For organisations looking to adopt new technologies, IT consulting services can be beneficial in 3 major ways:
1. Consultants enable organisations to focus on their business:
Dedicated IT consultants and project managers handle the entire implementation of new technologies, from planning to official launch. While the organization’s leadership is often included and actively involved in the process, they should not be constantly solicited or distracted, the priority is to stay focused on the needs and operations of their business. In addition, consultants prioritise efficiency and communication, which can mean minimising day-to-day disruption for employees.

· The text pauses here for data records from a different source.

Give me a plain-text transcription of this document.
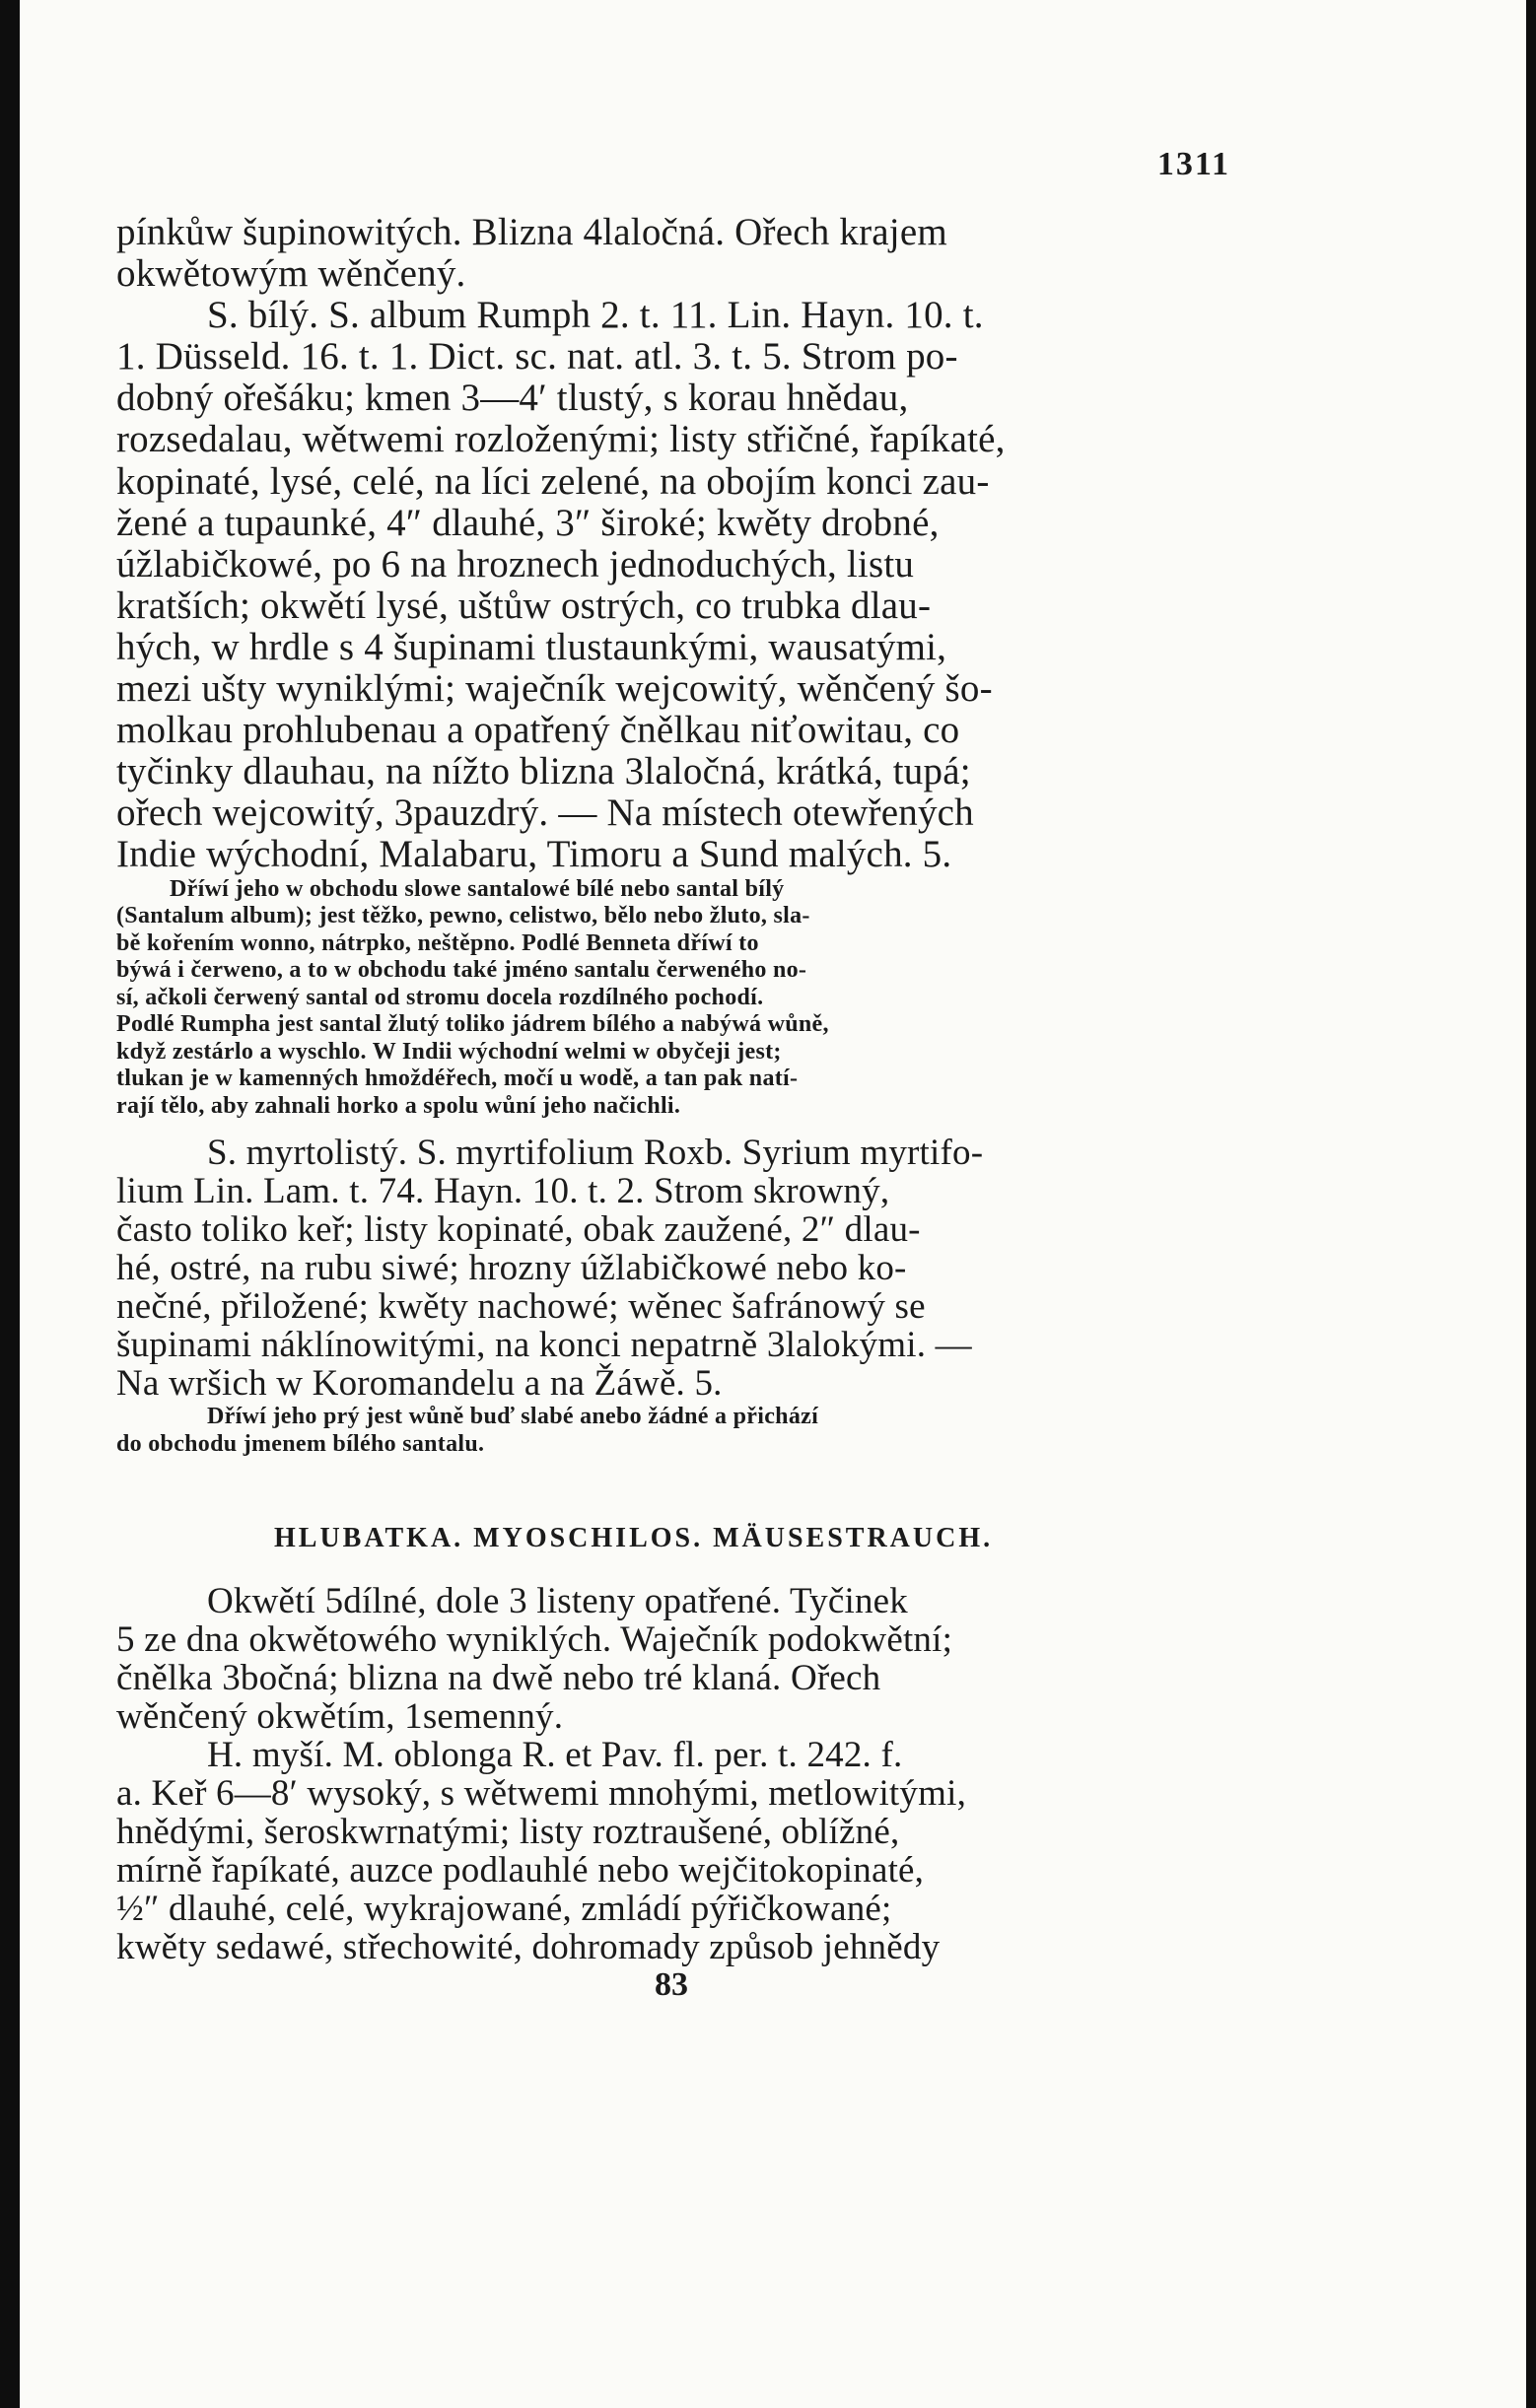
1311
pínkůw šupinowitých. Blizna 4laločná. Ořech krajem
okwětowým wěnčený.
S. bílý. S. album Rumph 2. t. 11. Lin. Hayn. 10. t.
1. Düsseld. 16. t. 1. Dict. sc. nat. atl. 3. t. 5. Strom po-
dobný ořešáku; kmen 3—4′ tlustý, s korau hnědau,
rozsedalau, wětwemi rozloženými; listy střičné, řapíkaté,
kopinaté, lysé, celé, na líci zelené, na obojím konci zau-
žené a tupaunké, 4″ dlauhé, 3″ široké; kwěty drobné,
úžlabičkowé, po 6 na hroznech jednoduchých, listu
kratších; okwětí lysé, uštůw ostrých, co trubka dlau-
hých, w hrdle s 4 šupinami tlustaunkými, wausatými,
mezi ušty wyniklými; waječník wejcowitý, wěnčený šo-
molkau prohlubenau a opatřený čnělkau niťowitau, co
tyčinky dlauhau, na nížto blizna 3laločná, krátká, tupá;
ořech wejcowitý, 3pauzdrý. — Na místech otewřených
Indie wýchodní, Malabaru, Timoru a Sund malých. 5.
Dříwí jeho w obchodu slowe santalowé bílé nebo santal bílý
(Santalum album); jest těžko, pewno, celistwo, bělo nebo žluto, sla-
bě kořením wonno, nátrpko, neštěpno. Podlé Benneta dříwí to
býwá i čerweno, a to w obchodu také jméno santalu čerweného no-
sí, ačkoli čerwený santal od stromu docela rozdílného pochodí.
Podlé Rumpha jest santal žlutý toliko jádrem bílého a nabýwá wůně,
když zestárlo a wyschlo. W Indii wýchodní welmi w obyčeji jest;
tlukan je w kamenných hmoždéřech, močí u wodě, a tan pak natí-
rají tělo, aby zahnali horko a spolu wůní jeho načichli.
S. myrtolistý. S. myrtifolium Roxb. Syrium myrtifo-
lium Lin. Lam. t. 74. Hayn. 10. t. 2. Strom skrowný,
často toliko keř; listy kopinaté, obak zaužené, 2″ dlau-
hé, ostré, na rubu siwé; hrozny úžlabičkowé nebo ko-
nečné, přiložené; kwěty nachowé; wěnec šafránowý se
šupinami náklínowitými, na konci nepatrně 3lalokými. —
Na wršich w Koromandelu a na Žáwě. 5.
Dříwí jeho prý jest wůně buď slabé anebo žádné a přichází
do obchodu jmenem bílého santalu.
HLUBATKA. MYOSCHILOS. MÄUSESTRAUCH.
Okwětí 5dílné, dole 3 listeny opatřené. Tyčinek
5 ze dna okwětowého wyniklých. Waječník podokwětní;
čnělka 3bočná; blizna na dwě nebo tré klaná. Ořech
wěnčený okwětím, 1semenný.
H. myší. M. oblonga R. et Pav. fl. per. t. 242. f.
a. Keř 6—8′ wysoký, s wětwemi mnohými, metlowitými,
hnědými, šeroskwrnatými; listy roztraušené, oblížné,
mírně řapíkaté, auzce podlauhlé nebo wejčitokopinaté,
½″ dlauhé, celé, wykrajowané, zmládí pýřičkowané;
kwěty sedawé, střechowité, dohromady způsob jehnědy
83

2. Consultants offer a level of expertise that is hard to come by in a traditional employer-employee relationship:
Specialized IT expertise relies on unique skill sets, certifications and first-hand experience, in other words, it’s not easy to find. In fact, a recent survey found that 67% of companies lack specialist IT expertise and 89% of IT managers find it difficult to recruit the talent they need. This is especially true when it comes to the latest and most revolutionary technologies such as cloud computing, virtualisation and cyber security.
3. Consultants protect the achievement of the expected results:
Hiring and training IT experts relevant to a project’s specific needs can be a huge financial burden.
Instead, consulting allows organisations to take advantage of the skills, experience and knowledge needed at a fraction of the cost.
The question that scares directors and boards:
What is the IT budget for next year?
As the trend is to do more with less, many organisations don’t see the link between the IT budget and protecting the business or improving productivity and efficiency, seeing it as a cost, not an investment. Even the address should be different, implying a different kind of assumption. The budget does not belong to the IT department but to the organisation itself, whose activity is supported by technology.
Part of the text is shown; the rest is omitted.